Recently, I have been reflecting on how ingrained languages are in our societies, and how vital they are to connecting emotionally to other people. It seems odd that relatively few people pursue languages as an essential skill rather than as a luxury or a hobby. After all, emphasis on languages has far reaching and surprising effects.
The value of speaking a second or third language is obvious for certain career paths, such as international affairs or any academic research that requires in-depth study of a foreign culture or history. For example, it makes sense that an anthropologist studying Incan cities in Peru would learn Spanish in order to interact with local experts.
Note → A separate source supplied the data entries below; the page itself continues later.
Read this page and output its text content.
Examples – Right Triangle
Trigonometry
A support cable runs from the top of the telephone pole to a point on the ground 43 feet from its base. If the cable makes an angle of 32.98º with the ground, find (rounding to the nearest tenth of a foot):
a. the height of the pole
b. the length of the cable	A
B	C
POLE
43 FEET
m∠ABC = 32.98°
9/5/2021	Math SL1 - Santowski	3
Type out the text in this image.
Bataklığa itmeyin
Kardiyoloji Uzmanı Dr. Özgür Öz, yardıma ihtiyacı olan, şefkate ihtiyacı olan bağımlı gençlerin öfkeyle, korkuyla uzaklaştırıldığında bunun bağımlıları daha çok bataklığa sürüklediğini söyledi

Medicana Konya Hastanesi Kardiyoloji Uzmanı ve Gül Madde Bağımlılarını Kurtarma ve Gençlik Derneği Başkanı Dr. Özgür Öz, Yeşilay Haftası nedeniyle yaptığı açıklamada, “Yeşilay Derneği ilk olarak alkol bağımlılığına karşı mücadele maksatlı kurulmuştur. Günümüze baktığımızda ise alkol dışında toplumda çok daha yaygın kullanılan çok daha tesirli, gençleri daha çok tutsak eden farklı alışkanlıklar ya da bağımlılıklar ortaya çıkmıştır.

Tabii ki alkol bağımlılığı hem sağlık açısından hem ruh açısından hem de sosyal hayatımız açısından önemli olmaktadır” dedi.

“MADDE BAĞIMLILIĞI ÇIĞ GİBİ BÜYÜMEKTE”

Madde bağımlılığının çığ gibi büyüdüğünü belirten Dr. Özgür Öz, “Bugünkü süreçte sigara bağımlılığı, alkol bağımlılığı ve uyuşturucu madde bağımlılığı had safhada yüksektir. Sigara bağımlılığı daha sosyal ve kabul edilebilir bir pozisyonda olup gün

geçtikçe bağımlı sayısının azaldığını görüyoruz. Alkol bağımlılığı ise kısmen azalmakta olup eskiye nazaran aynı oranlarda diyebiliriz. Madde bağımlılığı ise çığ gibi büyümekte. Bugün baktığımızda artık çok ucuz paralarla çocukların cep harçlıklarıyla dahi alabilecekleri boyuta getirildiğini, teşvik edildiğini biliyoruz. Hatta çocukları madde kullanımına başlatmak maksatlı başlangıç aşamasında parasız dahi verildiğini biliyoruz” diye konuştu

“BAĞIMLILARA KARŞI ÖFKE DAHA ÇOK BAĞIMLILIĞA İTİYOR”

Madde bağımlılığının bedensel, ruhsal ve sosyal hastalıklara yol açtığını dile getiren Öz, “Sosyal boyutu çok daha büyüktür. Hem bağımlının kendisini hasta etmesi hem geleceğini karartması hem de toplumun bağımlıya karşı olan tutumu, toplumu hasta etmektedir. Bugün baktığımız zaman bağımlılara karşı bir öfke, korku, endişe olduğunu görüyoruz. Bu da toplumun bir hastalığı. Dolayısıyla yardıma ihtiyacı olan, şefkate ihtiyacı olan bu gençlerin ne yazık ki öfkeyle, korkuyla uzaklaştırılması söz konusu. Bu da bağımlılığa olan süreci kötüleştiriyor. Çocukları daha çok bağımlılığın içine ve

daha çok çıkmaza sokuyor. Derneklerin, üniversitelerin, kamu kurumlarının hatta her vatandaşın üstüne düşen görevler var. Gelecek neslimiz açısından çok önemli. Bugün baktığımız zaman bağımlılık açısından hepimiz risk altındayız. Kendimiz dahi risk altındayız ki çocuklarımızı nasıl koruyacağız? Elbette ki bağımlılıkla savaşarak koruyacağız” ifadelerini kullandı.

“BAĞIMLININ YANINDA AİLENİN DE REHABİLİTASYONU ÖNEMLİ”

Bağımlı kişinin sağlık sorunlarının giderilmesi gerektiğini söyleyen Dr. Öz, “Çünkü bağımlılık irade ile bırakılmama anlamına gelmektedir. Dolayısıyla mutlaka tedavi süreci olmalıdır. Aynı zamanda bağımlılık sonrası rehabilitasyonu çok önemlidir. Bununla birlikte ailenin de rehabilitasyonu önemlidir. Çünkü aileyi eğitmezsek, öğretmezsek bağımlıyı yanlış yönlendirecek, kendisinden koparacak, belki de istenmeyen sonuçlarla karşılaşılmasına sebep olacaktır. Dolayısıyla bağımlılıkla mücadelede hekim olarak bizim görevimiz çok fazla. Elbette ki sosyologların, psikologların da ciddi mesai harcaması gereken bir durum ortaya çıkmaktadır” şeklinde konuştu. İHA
Less obvious is how helpful speaking another language is even if a career field doesn’t currently require proficiency in multiple languages. The process of learning a foreign language establishes millions of new neural pathways, making it a mental gymnastics exercise. Those who speak multiple languages are more capable of approaching problems from new angles, and those who regularly use their skills to translate from one language to another exhibit higher academic performance and self-efficacy. Interestingly, children who are raised in bilingual households will start speaking later than children raised in monolingual families. But once they do start speaking, they will be equally fluent in both languages.
With the world’s increasing international interdependence, all careers will soon benefit from and even require multilingualism. For all of us who were raised only speaking one language, it’s not too late! Keep studying other languages; it’s definitely worth it for your brain, even if that language doesn’t currently seem useful in your everyday life. Besides, it’s fun!